What kind of tips do you give hitters before they step to the plate?

“Usually, every single pitcher is going to give you a different kind of look. So it’s my job to know whether there’s three or seven pitchers on the staff, exactly what they’re going to look like when they do come in there so that our hitters can keep things simple. And I can do a lot of the thinking for them. It’s just giving them a simple plan.”

What is the process like of coming up with those scouting reports?

“In my day, we didn’t have as many games on video. Now with the Pac-12 Network, with ESPN putting so much stuff on TV, I watch—and Taryne on the flip side for hitters—a ton of video. So it’s all about finding out tendencies. I want to know someone’s best pitch. I want to know someone’s chase pitch. I want to know the things that we can hit off them. It’s narrowing it down to those things and it takes a lot of time during the week to watch video. But at the same it’s kind of cool because we do play a lot of the same pitchers in the Pac-12 and once you start to get to know someone, that’s when the game becomes fun because it’s a lot of cat and mouse.”

How much does your history as a player here help you get through to the players you’re coaching?

“Well, I hope it helps (laughs). Because I’ve really experienced a whole lot of failure. Yeah, I did have success and a résumé looks one way, but it took a whole lot of failure to get to that point. So a lot of times when you’re outside looking in, you don’t see all the failures that happened. But it’s my job to be a reality check for them. Like, hey, we’ve all been through this and we have to go through this to get to where we want to go.”

Do you want to be a head coach one day?

“I would love to, and honestly I’m so happy with what my job is now and being with this group and just making an impact. And if one day the opportunity arises, yes maybe. But right now I live my life day to day and I just want to be happy and to me it’s the most fulfilling job. Coach is so great about letting me have balance between family and my job and I really can’t imagine a more perfect situation.”

Your team is only going to face elite pitching from here on out. What has to change or what do you have to improve on moving forward?

“I think it’s just a lot of our mentality, because we have the talent. I mean, you can’t ask for a more loaded roster than we have. And I think sometimes it’s just realizing what we bring to the table and rolling with confidence in that, which is cool and it’s also one of the harder things to get. It comes with experience, it comes with performing in those big situations. So if we do it a couple times, honestly we start a fire that nobody can put out.”

How old are your kids (Harper and Beckham) now?

“Harper is two and a half. And Beckham just turned six months old.”

How do you balance being a mom with coaching?

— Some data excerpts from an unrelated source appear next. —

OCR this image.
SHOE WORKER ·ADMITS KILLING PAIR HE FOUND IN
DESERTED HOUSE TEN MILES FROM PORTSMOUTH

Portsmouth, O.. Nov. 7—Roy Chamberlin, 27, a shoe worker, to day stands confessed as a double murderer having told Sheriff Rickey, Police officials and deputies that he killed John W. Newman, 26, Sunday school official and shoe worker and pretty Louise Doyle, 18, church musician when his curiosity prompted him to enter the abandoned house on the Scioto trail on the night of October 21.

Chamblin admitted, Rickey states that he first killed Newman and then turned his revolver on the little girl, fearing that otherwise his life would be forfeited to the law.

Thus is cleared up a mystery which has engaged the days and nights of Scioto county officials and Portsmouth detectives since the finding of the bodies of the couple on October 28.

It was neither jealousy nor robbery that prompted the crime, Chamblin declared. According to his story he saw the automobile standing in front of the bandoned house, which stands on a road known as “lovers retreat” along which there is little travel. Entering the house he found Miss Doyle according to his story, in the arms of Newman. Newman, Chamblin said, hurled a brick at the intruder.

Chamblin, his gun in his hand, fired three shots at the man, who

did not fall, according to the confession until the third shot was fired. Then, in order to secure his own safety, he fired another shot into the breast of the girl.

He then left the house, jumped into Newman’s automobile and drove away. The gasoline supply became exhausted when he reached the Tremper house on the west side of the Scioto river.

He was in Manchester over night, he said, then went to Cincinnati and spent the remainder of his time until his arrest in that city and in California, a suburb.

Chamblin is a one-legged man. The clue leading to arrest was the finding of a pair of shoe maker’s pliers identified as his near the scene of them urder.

“It’s probably the most difficult thing I’ve ever done in my life. It’s a lot of sleepless nights. It’s a lot of figuring it out. And it’s super cliché, but it truly takes a village and we travel with a lot of people to make it happen. Coach has been awesome about letting me bring the baby with me when I can. And then it’s grandma and grandpa coming through. But it has been the most special thing for me to have them grow up around the field because that’s how I grew up. It’s such a cool experience because I see Harper, now that she gets it, look up to certain players on our team, and that gets my heartstrings because they’re truly so special and for her to be involved in that and have them shape her future is pretty cool.”

Are Harper and Beckham going to play softball/baseball or soccer? (Lowe’s husband, Paul Nagy, is an assistant coach for the Arizona soccer team.)

“I know that Harper knows how to say shoftball with an ‘sh’ more than she says soccer. So even though she’s kicking a soccer ball, she’s saying shoftball. I told Paul maybe I should coach soccer and you should coach softball so that we don’t get too crazy, because we don’t want to be those parents. So I don’t know. Whatever makes them happy, honestly.”